長野大会初の継続試合が決まり松商学園のエース栗原(中央)は水たまりができたグラウンドを横目にベンチを移動する

<高校野球長野大会:松商学園2-6長野日大(5回終了)>◇12日◇2回戦◇県営上田野球場

継続試合からドラマが生まれるか-。長野県大会で松商学園対長野日大と昨夏決勝カードが実現。前年覇者の松商学園が5回終了時まで2-6とリードを許す展開も、雷雨により継続試合に。夏の大会では今年から導入(大阪など一部では採用せず)された制度で勝負は13日に持ち越された。
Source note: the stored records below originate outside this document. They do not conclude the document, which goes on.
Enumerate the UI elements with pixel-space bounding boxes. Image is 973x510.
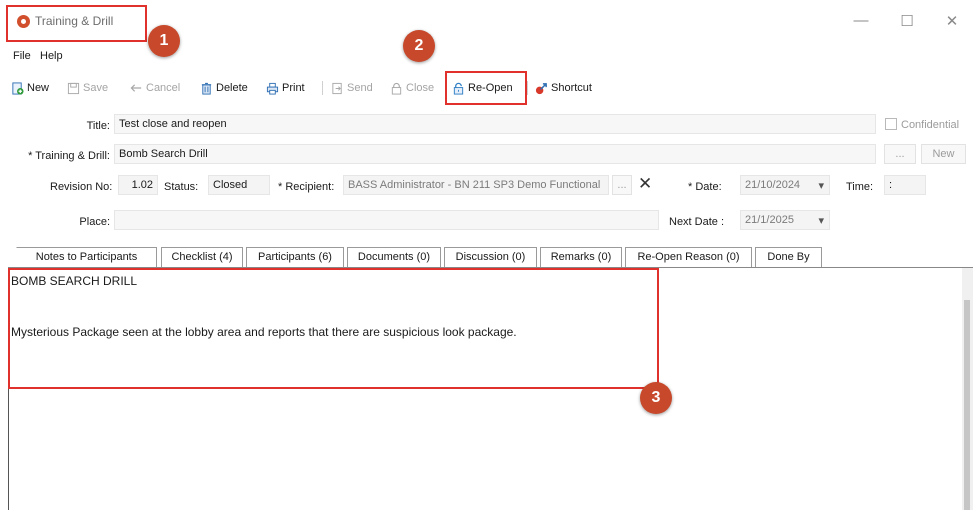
menu-help[interactable]: Help — [40, 50, 63, 62]
toolbar: New Save Cancel Delete Print Send Close … — [0, 74, 973, 100]
tab-done-by[interactable]: Done By — [755, 247, 822, 268]
delete-button-label: Delete — [216, 82, 248, 94]
new-button[interactable]: New — [11, 80, 49, 96]
shortcut-button-label: Shortcut — [551, 82, 592, 94]
place-label: Place: — [79, 216, 110, 228]
notes-body: Mysterious Package seen at the lobby are… — [11, 325, 517, 339]
save-button[interactable]: Save — [67, 80, 108, 96]
notes-heading: BOMB SEARCH DRILL — [11, 274, 138, 288]
print-button-label: Print — [282, 82, 305, 94]
cancel-button[interactable]: Cancel — [130, 80, 180, 96]
next-date-field[interactable]: 21/1/2025 ▾ — [740, 210, 830, 230]
date-value: 21/10/2024 — [745, 179, 801, 191]
scrollbar-thumb[interactable] — [964, 300, 970, 510]
training-drill-new-button[interactable]: New — [921, 144, 966, 164]
shortcut-icon — [535, 82, 547, 94]
reopen-button[interactable]: Re-Open — [452, 80, 513, 96]
training-drill-label: * Training & Drill: — [28, 150, 110, 162]
next-date-value: 21/1/2025 — [745, 214, 794, 226]
print-button[interactable]: Print — [266, 80, 305, 96]
training-drill-field[interactable]: Bomb Search Drill — [114, 144, 876, 164]
tab-documents[interactable]: Documents (0) — [347, 247, 441, 268]
reopen-button-label: Re-Open — [468, 82, 513, 94]
send-icon — [332, 82, 342, 94]
status-label: Status: — [164, 181, 199, 193]
annotation-badge-3: 3 — [640, 382, 672, 414]
cancel-button-label: Cancel — [146, 82, 181, 94]
clear-recipient-button[interactable]: ✕ — [638, 174, 652, 194]
date-label: * Date: — [688, 181, 722, 193]
time-field[interactable]: : — [884, 175, 926, 195]
menu-file[interactable]: File — [13, 50, 31, 62]
trash-icon — [201, 82, 212, 95]
toolbar-divider — [322, 81, 323, 95]
tab-discussion[interactable]: Discussion (0) — [444, 247, 537, 268]
revision-field: 1.02 — [118, 175, 158, 195]
annotation-badge-1: 1 — [148, 25, 180, 57]
tab-remarks[interactable]: Remarks (0) — [540, 247, 622, 268]
confidential-checkbox[interactable] — [885, 118, 897, 130]
time-label: Time: — [846, 181, 874, 193]
recipient-browse-button[interactable]: ... — [612, 175, 632, 195]
tab-participants[interactable]: Participants (6) — [246, 247, 344, 268]
tab-checklist[interactable]: Checklist (4) — [161, 247, 243, 268]
minimize-button[interactable]: — — [851, 12, 871, 29]
close-record-button[interactable]: Close — [390, 80, 434, 96]
date-field[interactable]: 21/10/2024 ▾ — [740, 175, 830, 195]
lock-icon — [391, 82, 402, 95]
app-icon — [17, 15, 30, 28]
notes-editor[interactable]: BOMB SEARCH DRILL Mysterious Package see… — [8, 268, 967, 510]
title-field[interactable]: Test close and reopen — [114, 114, 876, 134]
save-icon — [67, 82, 80, 94]
next-date-dropdown-icon[interactable]: ▾ — [818, 214, 824, 227]
status-field: Closed — [208, 175, 270, 195]
tab-notes-to-participants[interactable]: Notes to Participants — [16, 247, 157, 268]
place-field[interactable] — [114, 210, 659, 230]
toolbar-divider — [527, 81, 528, 95]
send-button-label: Send — [347, 82, 373, 94]
confidential-label: Confidential — [901, 119, 960, 131]
training-drill-browse-button[interactable]: ... — [884, 144, 916, 164]
printer-icon — [266, 82, 279, 95]
tab-reopen-reason[interactable]: Re-Open Reason (0) — [625, 247, 752, 268]
revision-label: Revision No: — [50, 181, 113, 193]
recipient-field[interactable]: BASS Administrator - BN 211 SP3 Demo Fun… — [343, 175, 609, 195]
unlock-icon — [453, 82, 464, 95]
close-window-button[interactable]: ✕ — [942, 12, 962, 30]
maximize-button[interactable]: ☐ — [897, 12, 917, 30]
shortcut-button[interactable]: Shortcut — [535, 80, 592, 96]
next-date-label: Next Date : — [669, 216, 725, 228]
title-bar: Training & Drill — ☐ ✕ — [0, 0, 973, 42]
delete-button[interactable]: Delete — [200, 80, 248, 96]
recipient-label: * Recipient: — [278, 181, 335, 193]
close-record-button-label: Close — [406, 82, 435, 94]
menu-bar: File Help — [0, 45, 973, 67]
new-button-label: New — [27, 82, 50, 94]
send-button[interactable]: Send — [331, 80, 373, 96]
title-label: Title: — [86, 120, 110, 132]
date-dropdown-icon[interactable]: ▾ — [818, 179, 824, 192]
window-title: Training & Drill — [35, 14, 114, 28]
new-document-icon — [12, 81, 24, 95]
undo-icon — [130, 83, 142, 92]
annotation-badge-2: 2 — [403, 30, 435, 62]
save-button-label: Save — [83, 82, 109, 94]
1100人の観衆が集まった今大会注目の好カードは序盤から波乱含みだった。午前9時の試合開始が雨により大幅に遅れ、11時57分にプレーボール。初回、松商学園が1点を先制したが、雪辱を期す長野日大に先発左腕大塚舜生(2年)が攻められ、2点を奪われた。2番手斎藤新太(2年)をマウンドに送るが、今度は飛球を捕球する際に三塁手石田憲成(3年)と激突し、負傷交代した。

予想外の展開に足立修監督(58)は、中盤まで温存したかったエース左腕栗原英豊(3年)を投入するも、結局は初回4失点。計算が狂い、5回まで4点をリードされた。スタミナに不安がある栗原の消耗具合からも、さらに追い込まれた。足立監督の今夏限りでの退任が学校側から発表されており、短い夏の終わりの予感が漂った。

だが空が一変した。整備が終わり、長野日大ナインがグラウンドに飛び出す間際、激しい雨が降り出す。落雷もとどろいた。午後2時10分に中断。水たまりができ、長野高野連が3時7分に継続試合を決定した。今までの慣例ならば7回終了が試合成立条件。滝沢裕紀専務理事(61)は「これまでのルールなら、今日の試合はノーゲームでした」と言った。

文字通り、再開となる。長野日大は4点リードのまま6回表の守備からスタートできる。一方、松商学園はこれまでならノーゲームで仕切り直しだったものが、残り4イニングの攻撃にかけることになった。

“試合中”で取材対応もなく、選手の心中は分からない。ただ言えるのは、どちらに有利か不利かという見方では測れない。点差によるコールドを除き、決着を最後までつける。高校野球は、シンプルな鉄則を貫く時代に入った。【井上真】

○…継続試合の再開には大原則がある。中断された時の試合状況(得点経過、イニング、走者の有無、アウトカウント、ボールカウント)と、中断時の出場選手、この2項目は再現しなければならない。先発投手の交代や、野手が代打を送られてベンチに下がった場合は、再開時点でのメンバー表の控え選手欄に名前を記入し、かつ名前に2重線を引く。出場できないことを明確にするためだ。

一方、中断時の状況から変更が容認されるものとして球場、審判、責任教師がある。グラウンド不良などの状況に応じ球場が変更されることや、仕事をしながら審判を務めている審判員への配慮がある。同様に責任教師の変更も認められている。

松商学園-長野日大は6回表からで区切りはいいが、松商学園は投手交代が続いており、このチェックを複数の目で行う必要がある。